Minha avó há anos tornou-se gagá. Sim, assim meio biruta. Normal, meu tio sempre diz, gente velha é assim mesmo. Ele sabe que não, que não é assim mesmo. Principalmente aos 70 anos. Mas é melhor pensar que é normal. Dói menos. Minha mãe já resiste:  – Ela faz de propósito. Quer chamar atenção! – Diz sempre. Também assim é mais fácil, ou menos difícil. Já para mim, fantasias incomodam mais do que realidades.

Ano passado gritei. Vamos buscar ajuda para a vó! Agora! Ajuda pra quê menina? Ajuda pra cabeça! Minha avó está ficando louca e ninguém faz nada! E sozinha sai atrás de médicos. Geriatra, neurologista, psiquiatra. O primeiro diagnóstico ponderado foi demência vascular. Mas os exames negaram. A demência era mental, uma ferida muito mais profunda e invisível. Não havia cura, apenas paliativos. Remédios, os médicos impotentes receitaram. Remédios para mascarar. Dopar. Antipsicótico. Ansiolítico. Minha vó tá meio gagá mas se vira muito bem Dr.! Com todas estas drogas aí que ela não vai nem conseguir levantar da cama! Ela não é agressiva, não tem graves transtornos. Só é triste porque é só. E a tristeza foi tanta que levou uma parte dela para não sei onde. E nunca mais trouxe de volta.

Envelhecer é difícil. Quem tem a saúde física costuma não ter a mental e vice-versa. Difícil demais ver um velhinho íntegro. Isso porque a vida dilacera demais. Se à beira dos 30 eu já me sinto aos pedaços, o que dirá daqui 30 anos. E mais 30… Que loucura! Desligar-se acaba sendo uma salvação. Escapar-se. Eu e a minha mãe sempre paramos no meio de algum cômodo, entre alguma conversa sobre a vó, e tentamos nos lembrar em que ponto exatamente ela começou a ir, a nos deixar. Foi depois do derrame? No começo da doença do vô? No final da doença… Não sabemos direito. Da mulher mais forte e bondosa do mundo restou uma velha triste, amargurada e infantil. Ela tem um ódio do mundo absurdo. Como se caminhasse sobre facas e ninguém lhe estendesse a mão. Estou presa aqui, esquecida aqui, sangrando aqui. E ninguém se importa! É como se dissesse. Tudo é hostil. Tudo é abandono e solidão. Assim, ela se volta contra o mundo, forjando pequenos delírios que transformam qualquer um em um agressor.

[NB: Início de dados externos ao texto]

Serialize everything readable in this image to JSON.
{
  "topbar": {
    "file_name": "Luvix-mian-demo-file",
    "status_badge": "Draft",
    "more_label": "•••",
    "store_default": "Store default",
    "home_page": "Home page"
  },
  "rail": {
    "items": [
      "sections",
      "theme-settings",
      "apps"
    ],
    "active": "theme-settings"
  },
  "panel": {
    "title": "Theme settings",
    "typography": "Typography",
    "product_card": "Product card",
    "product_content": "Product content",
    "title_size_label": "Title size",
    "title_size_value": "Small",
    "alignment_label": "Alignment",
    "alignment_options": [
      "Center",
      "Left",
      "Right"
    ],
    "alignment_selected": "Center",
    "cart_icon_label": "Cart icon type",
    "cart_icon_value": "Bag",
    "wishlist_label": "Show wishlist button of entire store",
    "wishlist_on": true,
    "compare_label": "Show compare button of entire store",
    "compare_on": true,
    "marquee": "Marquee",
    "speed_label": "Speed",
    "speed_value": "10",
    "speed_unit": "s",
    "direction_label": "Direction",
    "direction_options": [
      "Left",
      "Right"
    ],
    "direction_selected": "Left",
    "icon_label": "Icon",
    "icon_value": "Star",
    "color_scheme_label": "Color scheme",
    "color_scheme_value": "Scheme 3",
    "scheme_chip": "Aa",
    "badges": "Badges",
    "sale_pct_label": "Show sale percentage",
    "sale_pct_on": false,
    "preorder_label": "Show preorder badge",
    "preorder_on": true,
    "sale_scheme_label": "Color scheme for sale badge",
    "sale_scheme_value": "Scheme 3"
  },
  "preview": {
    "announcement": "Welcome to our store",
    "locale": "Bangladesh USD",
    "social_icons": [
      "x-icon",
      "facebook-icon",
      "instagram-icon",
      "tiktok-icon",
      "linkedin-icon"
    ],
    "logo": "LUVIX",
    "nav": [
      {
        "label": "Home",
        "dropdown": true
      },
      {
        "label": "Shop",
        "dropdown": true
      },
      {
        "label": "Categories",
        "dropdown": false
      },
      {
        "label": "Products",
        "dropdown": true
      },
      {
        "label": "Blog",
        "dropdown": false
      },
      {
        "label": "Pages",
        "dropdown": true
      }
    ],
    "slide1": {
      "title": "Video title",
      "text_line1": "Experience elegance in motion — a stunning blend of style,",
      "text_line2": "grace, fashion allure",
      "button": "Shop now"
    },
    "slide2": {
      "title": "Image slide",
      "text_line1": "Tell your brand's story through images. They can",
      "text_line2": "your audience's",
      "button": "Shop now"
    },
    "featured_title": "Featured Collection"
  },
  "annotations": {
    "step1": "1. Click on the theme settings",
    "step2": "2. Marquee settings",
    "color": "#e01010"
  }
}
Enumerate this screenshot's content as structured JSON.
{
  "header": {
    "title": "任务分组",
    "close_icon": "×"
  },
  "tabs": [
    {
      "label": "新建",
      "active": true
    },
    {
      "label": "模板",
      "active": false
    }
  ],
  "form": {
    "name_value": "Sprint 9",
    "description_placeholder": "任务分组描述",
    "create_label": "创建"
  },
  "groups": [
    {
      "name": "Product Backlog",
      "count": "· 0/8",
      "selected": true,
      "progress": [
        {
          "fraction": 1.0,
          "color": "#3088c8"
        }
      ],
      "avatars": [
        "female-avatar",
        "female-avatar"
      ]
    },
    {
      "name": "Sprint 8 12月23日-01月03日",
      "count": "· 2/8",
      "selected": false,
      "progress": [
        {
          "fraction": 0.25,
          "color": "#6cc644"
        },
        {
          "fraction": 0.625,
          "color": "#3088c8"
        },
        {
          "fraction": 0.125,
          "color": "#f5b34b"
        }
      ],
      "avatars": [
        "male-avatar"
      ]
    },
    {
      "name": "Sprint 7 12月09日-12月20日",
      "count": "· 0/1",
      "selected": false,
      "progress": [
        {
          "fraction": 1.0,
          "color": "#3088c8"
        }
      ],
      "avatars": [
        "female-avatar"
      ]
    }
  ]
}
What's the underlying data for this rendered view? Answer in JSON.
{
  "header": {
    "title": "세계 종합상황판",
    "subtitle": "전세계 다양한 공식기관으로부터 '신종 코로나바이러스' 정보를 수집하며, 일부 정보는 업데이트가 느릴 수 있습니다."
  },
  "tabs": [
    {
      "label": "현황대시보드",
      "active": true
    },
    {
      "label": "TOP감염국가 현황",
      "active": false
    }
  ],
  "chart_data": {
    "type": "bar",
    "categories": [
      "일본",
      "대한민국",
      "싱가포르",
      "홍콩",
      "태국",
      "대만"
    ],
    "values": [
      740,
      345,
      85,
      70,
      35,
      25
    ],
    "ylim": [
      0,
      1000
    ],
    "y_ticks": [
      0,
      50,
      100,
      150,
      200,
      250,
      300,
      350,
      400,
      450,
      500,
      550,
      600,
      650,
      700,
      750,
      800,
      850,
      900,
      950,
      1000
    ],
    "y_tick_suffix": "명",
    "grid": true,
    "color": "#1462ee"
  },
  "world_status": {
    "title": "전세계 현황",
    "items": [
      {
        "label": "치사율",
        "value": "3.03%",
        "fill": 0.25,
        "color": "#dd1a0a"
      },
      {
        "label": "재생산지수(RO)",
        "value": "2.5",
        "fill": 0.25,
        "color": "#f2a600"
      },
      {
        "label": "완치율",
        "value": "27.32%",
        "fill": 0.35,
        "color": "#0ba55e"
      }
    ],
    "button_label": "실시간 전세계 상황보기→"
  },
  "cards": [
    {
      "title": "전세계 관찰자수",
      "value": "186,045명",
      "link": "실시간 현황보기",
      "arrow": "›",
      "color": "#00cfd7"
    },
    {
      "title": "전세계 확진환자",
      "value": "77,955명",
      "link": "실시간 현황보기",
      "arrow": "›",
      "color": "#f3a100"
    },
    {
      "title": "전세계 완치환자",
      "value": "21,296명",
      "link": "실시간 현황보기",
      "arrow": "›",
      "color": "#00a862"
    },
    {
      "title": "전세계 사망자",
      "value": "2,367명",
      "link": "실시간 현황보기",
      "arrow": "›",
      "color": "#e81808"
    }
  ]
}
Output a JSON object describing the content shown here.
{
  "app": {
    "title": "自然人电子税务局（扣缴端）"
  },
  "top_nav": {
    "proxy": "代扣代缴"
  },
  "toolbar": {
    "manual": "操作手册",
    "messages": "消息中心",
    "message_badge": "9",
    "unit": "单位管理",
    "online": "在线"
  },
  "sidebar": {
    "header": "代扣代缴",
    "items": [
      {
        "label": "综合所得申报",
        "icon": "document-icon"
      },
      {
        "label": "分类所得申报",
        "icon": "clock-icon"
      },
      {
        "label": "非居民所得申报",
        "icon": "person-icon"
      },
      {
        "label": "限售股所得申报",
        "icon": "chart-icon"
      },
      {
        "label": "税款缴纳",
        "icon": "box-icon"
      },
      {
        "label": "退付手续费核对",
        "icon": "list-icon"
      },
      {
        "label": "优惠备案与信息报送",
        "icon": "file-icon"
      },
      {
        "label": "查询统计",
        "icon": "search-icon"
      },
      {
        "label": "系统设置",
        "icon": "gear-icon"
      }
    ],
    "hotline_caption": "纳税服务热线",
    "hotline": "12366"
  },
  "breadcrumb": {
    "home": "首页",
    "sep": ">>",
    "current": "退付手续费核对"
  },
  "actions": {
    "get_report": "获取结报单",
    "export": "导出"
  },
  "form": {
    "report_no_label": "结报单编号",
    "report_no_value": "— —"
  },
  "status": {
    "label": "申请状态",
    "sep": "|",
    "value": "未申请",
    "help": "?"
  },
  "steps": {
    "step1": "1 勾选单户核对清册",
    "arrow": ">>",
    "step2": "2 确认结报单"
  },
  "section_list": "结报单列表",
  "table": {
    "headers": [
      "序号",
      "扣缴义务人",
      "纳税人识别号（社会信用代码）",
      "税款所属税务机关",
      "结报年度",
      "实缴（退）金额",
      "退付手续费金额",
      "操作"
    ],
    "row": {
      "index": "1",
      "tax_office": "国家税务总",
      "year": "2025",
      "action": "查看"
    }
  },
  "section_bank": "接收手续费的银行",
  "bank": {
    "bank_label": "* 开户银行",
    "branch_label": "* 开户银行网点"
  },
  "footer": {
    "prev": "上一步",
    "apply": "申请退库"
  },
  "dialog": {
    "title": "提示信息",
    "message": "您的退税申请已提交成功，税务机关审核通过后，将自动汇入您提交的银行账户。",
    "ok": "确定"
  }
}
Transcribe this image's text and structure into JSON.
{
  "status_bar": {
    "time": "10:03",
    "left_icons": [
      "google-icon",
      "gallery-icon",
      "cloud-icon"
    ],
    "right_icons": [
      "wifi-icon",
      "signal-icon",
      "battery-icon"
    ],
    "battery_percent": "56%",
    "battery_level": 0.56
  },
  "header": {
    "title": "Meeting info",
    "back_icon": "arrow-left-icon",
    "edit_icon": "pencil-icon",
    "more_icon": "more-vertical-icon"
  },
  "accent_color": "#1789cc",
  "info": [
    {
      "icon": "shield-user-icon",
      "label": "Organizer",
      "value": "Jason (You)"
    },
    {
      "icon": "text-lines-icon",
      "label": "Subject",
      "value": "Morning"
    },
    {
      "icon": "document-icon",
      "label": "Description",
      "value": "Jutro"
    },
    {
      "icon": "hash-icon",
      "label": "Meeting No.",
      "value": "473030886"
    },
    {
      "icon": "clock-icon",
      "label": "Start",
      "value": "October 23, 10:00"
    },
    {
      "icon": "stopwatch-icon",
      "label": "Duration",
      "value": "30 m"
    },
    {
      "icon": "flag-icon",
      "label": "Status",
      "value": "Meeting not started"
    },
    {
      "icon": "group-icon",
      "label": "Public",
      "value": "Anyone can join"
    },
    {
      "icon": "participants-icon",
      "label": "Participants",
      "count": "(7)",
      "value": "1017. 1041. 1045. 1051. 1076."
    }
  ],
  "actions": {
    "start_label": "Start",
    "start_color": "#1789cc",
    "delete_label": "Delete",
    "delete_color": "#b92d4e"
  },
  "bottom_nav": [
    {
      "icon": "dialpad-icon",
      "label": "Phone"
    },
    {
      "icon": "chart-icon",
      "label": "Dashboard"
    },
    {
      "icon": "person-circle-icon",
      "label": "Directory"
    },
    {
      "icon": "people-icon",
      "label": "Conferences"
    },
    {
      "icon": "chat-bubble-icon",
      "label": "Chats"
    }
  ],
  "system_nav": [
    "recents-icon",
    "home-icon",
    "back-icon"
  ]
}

Ela repete tudo. A cada minuto. Relata o dia mecanicamente. Acordei, tricotei, tomei banho, coloquei o lixo. E depois conta tudo de novo. E de novo. Entre um relato e outro começa a sessão de agressões inventadas. Com toda seriedade relata – e repete – como todas aquelas pessoas a destrataram. Amigos, familiares, conhecidos e estranhos. Todos são inimigos. Todos agridem. Se a gente revida, chora. Não entende. Quando se sente triste, é raivosa. Precisa xingar, ofender, fazer um pouco com os outros o que sente sendo feito com ela.

O que ela mais gosta é de passear e ser ouvida. Principalmente ser ouvida. Quer contar, inúmeras vezes, sobre o seu dia, sobre as histórias que inventa sobre seu cotidiano, já que não tem nada de novo para contar. E especialmente, relembrar memórias, seu bem mais precioso. Exatamente igual aqueles típicos velhinhos já gagás, os quais a gente visita uma ou duas vezes no asilo em algum projeto de caridade, acha bonitinho, nos sentimos fazendo o bem e vamos embora. Mas, agora a gente não pode ir embora. A solidão dela é também a nossa. Estou sozinha com a minha vó. Diante dela.